“Buona domenica”: il libro del giornalista Marino Spada che lancia un messaggio di speranza

E’ in uscita in questi giorni il libro “Buona domenica-Storie di vita nella corsia di un ospedale di provincia-” edito dalla Duemilaeventi, di Marino Spada, giornalista e scrittore al suo esordio con la pubblicazione.

Recensione

Il libro nelle sue 100 pagine racconta la vita di Guerino, un pensionato che all’improvviso si ritrova al centro della pandemia e scopre, tra le corsie del nosocomio in cui si trova, una grande dose di umanità. Dagli operatori sanitari che vi lavorano, medici e infermieri, ai tanti degenti che, ognuno a proprio modo e con una storia personale, è testimone del proprio tempo. Dal medico di base, infetto per via della sua attività di cura a domicilio, al piccolo commerciante, finito sul lastrico a causa della grave crisi economica, al clochard che dormiva nell’atrio della stazione ferroviaria. Un racconto che abbraccia anche la “nuova vita” al ritorno a casa, il cui isolamento rompe un matrimonio lungo mezzo secolo e che nulla e nessuno aveva osato mettere in dubbio.  Il narratore trova all’esterno un mondo cambiato, abitudini modificate, vite sospese e tanta paura nel viso della gente il cui sguardo è coperto dalla mascherina. Un simbolo di ansia, preoccupazione e sospetto verso gli altri, potenziali untori da tenere a debita distanza. La scoperta della morte di un caro amico, il medico di famiglia, Giovanni, porta in Guerino uno stato di precarietà ancora più doloroso di quanto era in ospedale, e rievoca nella sua mente i giorni trascorsi con il medico. Un personaggio chiave della politica locale, una persona perbene, onesta e sempre disponibile verso gli altri, anche quando rivestiva la carica di primo cittadino. Uno spaccato di una società che non c’è più, ammette il narratore, come Emmina, la postina del paese che con la sua bicicletta percorreva le strade sterrate del paese e ne vedeva di ogni, conoscendo vizi e virtù di tutti. Anche del nobile della contrada, il cui amore verso di lei era infinito, grazie alla sua generosa prestanza fisica che lasciava senza respiro il marchese.

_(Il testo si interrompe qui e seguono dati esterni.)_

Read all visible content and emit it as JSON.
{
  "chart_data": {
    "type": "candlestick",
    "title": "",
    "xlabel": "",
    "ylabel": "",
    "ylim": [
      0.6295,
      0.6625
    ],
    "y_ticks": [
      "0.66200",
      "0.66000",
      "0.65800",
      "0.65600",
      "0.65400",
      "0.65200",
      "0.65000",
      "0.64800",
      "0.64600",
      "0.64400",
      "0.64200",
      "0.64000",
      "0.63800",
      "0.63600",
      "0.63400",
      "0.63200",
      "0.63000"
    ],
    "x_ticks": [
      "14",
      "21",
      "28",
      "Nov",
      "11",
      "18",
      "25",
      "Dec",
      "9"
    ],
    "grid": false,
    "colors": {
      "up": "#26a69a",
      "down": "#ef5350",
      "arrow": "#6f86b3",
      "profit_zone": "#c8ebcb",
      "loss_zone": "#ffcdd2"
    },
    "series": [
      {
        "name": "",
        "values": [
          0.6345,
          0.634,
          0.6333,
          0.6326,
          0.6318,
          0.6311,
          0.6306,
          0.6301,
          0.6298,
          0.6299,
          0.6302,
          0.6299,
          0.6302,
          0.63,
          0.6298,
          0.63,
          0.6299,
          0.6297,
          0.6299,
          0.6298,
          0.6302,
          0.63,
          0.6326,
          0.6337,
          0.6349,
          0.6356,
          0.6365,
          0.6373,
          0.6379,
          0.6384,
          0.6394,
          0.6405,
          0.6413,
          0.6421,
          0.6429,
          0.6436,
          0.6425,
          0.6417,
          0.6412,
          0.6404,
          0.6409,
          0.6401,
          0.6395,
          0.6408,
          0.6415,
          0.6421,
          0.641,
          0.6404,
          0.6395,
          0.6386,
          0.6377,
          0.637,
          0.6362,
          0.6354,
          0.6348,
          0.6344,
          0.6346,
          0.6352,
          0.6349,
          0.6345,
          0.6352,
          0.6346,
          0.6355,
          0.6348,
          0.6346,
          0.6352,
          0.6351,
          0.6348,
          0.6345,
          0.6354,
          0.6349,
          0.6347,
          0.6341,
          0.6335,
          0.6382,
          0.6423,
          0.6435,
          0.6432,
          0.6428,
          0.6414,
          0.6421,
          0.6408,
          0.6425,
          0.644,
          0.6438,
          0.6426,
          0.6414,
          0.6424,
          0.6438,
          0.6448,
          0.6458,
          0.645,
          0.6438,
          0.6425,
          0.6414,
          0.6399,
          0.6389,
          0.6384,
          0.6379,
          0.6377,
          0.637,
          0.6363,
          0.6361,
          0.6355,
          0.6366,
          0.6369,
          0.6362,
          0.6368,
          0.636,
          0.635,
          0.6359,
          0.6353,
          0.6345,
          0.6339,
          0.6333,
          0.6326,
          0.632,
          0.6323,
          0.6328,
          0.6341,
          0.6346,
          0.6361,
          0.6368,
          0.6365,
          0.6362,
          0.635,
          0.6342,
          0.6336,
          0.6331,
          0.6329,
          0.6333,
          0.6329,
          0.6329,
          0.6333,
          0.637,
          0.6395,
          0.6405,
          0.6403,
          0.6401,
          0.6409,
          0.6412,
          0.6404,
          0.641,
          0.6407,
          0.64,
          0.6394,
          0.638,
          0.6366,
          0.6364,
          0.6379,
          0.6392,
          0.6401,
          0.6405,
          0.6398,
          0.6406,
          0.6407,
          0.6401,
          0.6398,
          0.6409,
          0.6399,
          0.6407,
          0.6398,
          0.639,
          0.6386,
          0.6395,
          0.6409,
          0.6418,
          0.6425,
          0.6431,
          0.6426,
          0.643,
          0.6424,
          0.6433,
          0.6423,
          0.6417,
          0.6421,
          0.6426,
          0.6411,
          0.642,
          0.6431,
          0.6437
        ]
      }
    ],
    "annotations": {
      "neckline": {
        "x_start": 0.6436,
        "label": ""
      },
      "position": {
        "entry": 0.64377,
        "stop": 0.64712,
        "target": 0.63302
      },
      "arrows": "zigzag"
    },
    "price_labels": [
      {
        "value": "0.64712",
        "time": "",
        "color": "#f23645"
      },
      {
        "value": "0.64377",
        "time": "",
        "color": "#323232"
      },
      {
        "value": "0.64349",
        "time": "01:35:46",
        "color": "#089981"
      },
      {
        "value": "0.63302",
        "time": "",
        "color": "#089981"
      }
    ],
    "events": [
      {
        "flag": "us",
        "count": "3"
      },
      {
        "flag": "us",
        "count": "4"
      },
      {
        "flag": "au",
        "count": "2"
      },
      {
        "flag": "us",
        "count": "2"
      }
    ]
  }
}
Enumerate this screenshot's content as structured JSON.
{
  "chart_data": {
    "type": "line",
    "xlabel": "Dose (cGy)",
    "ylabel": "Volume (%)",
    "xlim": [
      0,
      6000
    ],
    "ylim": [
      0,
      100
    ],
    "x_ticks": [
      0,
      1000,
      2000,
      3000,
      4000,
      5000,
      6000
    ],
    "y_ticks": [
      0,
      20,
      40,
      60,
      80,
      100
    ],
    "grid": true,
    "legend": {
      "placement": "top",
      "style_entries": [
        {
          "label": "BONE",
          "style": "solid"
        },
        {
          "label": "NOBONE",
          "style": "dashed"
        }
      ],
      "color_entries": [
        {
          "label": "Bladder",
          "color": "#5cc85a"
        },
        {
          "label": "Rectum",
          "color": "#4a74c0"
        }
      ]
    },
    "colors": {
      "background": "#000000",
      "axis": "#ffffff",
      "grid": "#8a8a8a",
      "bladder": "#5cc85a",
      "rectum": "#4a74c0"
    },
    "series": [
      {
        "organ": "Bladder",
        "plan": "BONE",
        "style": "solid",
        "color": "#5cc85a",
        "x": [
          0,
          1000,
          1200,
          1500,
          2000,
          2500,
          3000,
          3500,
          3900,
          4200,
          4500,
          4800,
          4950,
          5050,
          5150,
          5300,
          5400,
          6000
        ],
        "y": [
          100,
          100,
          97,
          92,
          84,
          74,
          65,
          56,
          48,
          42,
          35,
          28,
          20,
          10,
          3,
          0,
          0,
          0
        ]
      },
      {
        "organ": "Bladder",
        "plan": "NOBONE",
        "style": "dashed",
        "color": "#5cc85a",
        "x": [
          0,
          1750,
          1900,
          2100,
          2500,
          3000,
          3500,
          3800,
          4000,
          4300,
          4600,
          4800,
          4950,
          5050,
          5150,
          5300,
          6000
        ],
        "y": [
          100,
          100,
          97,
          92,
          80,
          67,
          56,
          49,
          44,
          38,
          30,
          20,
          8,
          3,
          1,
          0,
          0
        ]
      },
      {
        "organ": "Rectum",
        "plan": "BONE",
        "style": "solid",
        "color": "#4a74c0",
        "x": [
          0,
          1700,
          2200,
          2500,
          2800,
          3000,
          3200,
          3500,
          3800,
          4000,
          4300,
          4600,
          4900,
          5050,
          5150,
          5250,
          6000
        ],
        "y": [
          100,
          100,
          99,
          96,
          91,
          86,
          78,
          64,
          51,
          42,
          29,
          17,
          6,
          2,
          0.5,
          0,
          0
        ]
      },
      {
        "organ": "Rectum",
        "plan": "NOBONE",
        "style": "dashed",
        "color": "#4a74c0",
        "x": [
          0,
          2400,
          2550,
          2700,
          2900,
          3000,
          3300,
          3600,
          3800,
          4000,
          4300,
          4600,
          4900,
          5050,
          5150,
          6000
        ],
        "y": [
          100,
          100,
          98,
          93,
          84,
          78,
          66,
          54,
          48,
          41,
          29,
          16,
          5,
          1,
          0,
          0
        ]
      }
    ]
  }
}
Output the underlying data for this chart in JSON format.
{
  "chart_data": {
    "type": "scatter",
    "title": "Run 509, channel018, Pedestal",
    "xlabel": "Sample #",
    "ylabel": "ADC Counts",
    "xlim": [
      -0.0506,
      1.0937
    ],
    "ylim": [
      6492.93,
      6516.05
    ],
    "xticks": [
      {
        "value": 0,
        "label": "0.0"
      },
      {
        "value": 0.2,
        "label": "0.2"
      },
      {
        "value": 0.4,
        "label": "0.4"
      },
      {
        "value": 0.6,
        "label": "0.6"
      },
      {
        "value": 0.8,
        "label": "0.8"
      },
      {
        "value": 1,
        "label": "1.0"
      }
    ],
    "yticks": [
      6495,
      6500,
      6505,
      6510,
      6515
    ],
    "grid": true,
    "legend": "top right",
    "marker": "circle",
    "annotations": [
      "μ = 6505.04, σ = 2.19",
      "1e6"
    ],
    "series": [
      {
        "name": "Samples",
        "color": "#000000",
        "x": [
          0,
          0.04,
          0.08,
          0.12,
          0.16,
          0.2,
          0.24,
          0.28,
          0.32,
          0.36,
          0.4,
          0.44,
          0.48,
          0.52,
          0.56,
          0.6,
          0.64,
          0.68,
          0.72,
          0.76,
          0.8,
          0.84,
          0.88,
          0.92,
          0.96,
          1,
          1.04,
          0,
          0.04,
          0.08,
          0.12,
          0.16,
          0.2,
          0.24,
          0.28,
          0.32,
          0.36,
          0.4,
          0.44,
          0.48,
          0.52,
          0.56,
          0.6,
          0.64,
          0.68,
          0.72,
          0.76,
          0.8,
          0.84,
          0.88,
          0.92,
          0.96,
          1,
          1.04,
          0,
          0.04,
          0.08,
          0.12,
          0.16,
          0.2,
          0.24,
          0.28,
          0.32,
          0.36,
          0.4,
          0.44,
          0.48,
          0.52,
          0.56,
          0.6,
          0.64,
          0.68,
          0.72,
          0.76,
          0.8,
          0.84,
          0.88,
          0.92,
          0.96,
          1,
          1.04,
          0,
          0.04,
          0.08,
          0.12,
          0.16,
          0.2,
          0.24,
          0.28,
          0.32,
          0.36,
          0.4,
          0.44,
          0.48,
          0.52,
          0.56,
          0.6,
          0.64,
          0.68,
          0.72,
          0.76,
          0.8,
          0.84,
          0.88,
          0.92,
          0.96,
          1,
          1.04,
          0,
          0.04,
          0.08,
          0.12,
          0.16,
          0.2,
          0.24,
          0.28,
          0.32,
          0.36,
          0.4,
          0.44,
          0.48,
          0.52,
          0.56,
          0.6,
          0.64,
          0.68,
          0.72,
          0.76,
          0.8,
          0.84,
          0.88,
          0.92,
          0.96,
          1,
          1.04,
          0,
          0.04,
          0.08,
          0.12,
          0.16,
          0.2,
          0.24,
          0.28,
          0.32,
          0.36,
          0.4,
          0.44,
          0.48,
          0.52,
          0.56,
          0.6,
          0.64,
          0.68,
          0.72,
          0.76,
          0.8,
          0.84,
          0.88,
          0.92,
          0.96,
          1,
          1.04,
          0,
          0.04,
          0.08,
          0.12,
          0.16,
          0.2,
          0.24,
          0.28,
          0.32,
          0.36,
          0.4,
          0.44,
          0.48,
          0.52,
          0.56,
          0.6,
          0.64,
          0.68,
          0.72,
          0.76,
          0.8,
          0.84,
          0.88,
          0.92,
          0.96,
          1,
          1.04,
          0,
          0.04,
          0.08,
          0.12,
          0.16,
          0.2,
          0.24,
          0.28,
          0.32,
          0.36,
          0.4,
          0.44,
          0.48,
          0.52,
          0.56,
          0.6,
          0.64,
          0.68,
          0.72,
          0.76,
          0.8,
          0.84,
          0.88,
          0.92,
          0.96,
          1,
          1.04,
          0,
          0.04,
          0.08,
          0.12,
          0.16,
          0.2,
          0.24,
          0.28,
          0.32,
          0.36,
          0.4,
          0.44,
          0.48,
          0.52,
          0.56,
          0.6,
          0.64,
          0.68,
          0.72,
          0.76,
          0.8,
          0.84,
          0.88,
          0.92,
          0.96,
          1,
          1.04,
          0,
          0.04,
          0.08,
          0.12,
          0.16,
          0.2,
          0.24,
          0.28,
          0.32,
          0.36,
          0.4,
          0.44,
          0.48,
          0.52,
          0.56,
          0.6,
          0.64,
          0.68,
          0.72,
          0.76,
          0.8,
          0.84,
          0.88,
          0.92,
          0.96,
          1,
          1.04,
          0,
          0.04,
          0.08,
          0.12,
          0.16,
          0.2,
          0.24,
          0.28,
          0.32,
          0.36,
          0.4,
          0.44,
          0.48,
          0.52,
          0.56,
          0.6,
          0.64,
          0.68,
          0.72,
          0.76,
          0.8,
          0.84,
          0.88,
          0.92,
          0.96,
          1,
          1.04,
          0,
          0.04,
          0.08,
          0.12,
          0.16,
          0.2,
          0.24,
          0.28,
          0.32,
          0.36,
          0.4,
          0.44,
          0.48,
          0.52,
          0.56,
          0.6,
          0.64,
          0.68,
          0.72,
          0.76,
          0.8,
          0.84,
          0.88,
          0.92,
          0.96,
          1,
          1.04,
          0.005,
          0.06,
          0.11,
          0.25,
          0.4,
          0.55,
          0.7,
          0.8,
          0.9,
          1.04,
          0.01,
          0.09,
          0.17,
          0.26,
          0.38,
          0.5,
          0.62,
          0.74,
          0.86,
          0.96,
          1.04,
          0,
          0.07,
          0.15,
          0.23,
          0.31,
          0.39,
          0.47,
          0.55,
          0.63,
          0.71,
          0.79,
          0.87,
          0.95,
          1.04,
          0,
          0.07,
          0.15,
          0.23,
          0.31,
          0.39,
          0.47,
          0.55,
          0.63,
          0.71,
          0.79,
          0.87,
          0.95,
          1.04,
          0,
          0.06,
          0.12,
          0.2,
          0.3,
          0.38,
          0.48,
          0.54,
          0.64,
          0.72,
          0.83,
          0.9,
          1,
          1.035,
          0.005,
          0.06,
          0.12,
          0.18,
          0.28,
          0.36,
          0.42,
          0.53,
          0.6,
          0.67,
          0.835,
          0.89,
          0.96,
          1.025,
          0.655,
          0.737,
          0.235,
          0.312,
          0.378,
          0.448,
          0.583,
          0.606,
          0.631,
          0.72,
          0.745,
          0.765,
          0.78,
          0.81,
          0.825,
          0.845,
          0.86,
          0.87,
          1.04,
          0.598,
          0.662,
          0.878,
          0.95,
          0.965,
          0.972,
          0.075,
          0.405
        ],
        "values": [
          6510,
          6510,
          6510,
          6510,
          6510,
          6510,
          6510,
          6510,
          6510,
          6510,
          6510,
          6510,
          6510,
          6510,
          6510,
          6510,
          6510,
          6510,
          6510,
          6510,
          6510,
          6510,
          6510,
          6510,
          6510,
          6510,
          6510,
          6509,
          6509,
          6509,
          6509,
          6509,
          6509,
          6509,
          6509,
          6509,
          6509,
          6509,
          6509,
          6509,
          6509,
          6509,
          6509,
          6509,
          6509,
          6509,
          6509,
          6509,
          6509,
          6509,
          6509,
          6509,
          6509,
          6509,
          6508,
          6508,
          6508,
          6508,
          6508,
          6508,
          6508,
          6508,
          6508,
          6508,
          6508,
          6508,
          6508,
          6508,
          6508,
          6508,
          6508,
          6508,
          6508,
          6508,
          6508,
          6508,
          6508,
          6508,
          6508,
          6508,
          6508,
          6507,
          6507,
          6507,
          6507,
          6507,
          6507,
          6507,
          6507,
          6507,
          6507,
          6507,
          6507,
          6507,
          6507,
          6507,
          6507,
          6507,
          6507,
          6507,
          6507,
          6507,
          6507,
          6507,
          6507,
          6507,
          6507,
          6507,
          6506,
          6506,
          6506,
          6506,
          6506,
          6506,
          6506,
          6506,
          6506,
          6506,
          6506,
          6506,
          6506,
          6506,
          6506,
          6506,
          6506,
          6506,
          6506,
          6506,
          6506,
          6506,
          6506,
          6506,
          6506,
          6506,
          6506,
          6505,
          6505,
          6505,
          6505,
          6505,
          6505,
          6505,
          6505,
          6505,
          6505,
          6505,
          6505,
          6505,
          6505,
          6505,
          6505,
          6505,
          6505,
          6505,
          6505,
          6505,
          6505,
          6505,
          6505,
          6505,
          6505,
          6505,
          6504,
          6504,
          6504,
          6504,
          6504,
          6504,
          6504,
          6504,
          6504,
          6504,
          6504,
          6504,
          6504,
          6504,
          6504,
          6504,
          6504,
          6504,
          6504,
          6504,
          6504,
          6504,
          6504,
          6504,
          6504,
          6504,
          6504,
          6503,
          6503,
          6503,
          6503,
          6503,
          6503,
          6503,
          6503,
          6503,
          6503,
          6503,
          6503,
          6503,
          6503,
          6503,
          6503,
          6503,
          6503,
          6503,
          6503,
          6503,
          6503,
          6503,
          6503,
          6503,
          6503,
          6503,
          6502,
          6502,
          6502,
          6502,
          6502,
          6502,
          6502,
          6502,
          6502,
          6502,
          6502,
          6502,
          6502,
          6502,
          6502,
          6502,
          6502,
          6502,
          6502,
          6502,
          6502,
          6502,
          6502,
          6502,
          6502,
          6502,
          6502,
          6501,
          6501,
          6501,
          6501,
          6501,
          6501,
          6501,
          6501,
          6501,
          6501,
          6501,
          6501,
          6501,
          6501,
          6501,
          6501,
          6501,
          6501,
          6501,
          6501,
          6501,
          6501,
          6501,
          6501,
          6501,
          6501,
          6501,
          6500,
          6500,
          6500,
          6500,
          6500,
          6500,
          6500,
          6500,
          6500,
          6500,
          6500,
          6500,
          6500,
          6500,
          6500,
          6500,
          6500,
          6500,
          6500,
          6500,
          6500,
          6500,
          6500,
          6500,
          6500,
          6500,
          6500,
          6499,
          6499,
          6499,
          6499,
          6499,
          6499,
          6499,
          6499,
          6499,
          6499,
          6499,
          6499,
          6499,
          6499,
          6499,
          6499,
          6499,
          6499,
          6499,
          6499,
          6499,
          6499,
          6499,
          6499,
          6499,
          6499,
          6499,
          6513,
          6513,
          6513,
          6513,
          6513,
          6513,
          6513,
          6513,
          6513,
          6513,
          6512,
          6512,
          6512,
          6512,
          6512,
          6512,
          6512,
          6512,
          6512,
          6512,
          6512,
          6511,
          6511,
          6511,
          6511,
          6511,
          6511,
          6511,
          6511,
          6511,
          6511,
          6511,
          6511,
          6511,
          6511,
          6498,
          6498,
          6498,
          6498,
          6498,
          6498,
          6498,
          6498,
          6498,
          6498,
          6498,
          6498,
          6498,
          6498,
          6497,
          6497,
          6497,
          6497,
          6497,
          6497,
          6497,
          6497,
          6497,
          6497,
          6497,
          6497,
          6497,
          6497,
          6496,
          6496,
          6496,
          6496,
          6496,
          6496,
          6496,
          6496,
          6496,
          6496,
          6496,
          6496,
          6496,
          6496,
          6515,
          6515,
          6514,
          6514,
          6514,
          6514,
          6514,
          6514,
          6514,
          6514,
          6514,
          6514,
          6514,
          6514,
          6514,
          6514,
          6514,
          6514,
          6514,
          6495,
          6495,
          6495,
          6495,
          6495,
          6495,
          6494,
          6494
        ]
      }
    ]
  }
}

“Si tratta di un racconto – spiega l’autore – che vuole lanciare un messaggio di speranza verso il futuro e la storia di Guerino, padre e nonno, insieme alla sua memoria, ci riporta indietro nel tempo, quando, portare a casa un pezzo di pane era una conquista: quello di assicurare un piatto alla famiglia. Una storia che sembra lontana anni luce -conclude Marino Spada – ma che in realtà, sia pure in un ambito sociale diametralmente opposto a quello attuale, ripropone una situazione economica per nulla facile e una condizione per molte famiglie simile a quella che Guerino riavvolge nella sua storia personale. Il lavoro che non c’è più, le attività commerciali che arrancano e il domani che diventa sempre di più un grade enigma, specie per le nuove generazioni. I nipoti sono la ragione della speranza per Guerino, come per tanti nonni, e loro fanno di tutto per farlo sentire il meno possibile nella solitudine in cui l’ha costretto il virus. Lo fanno con tante videochiamate, al punto che la nonna, Ersilia, si è adeguata alle tecnologie del momento, diventando l’informatrice del suo consorte sui fatti che avvengono nel mondo. L’abbraccio, quel gesto che unisce chiunque, due persone che si amano, o che si vogliono bene, è un tabù, assolutamente da evitare. E nell’abbraccio finale della sua vita che il narratore invoca una speranza: quella di essere accolto dal Padre”.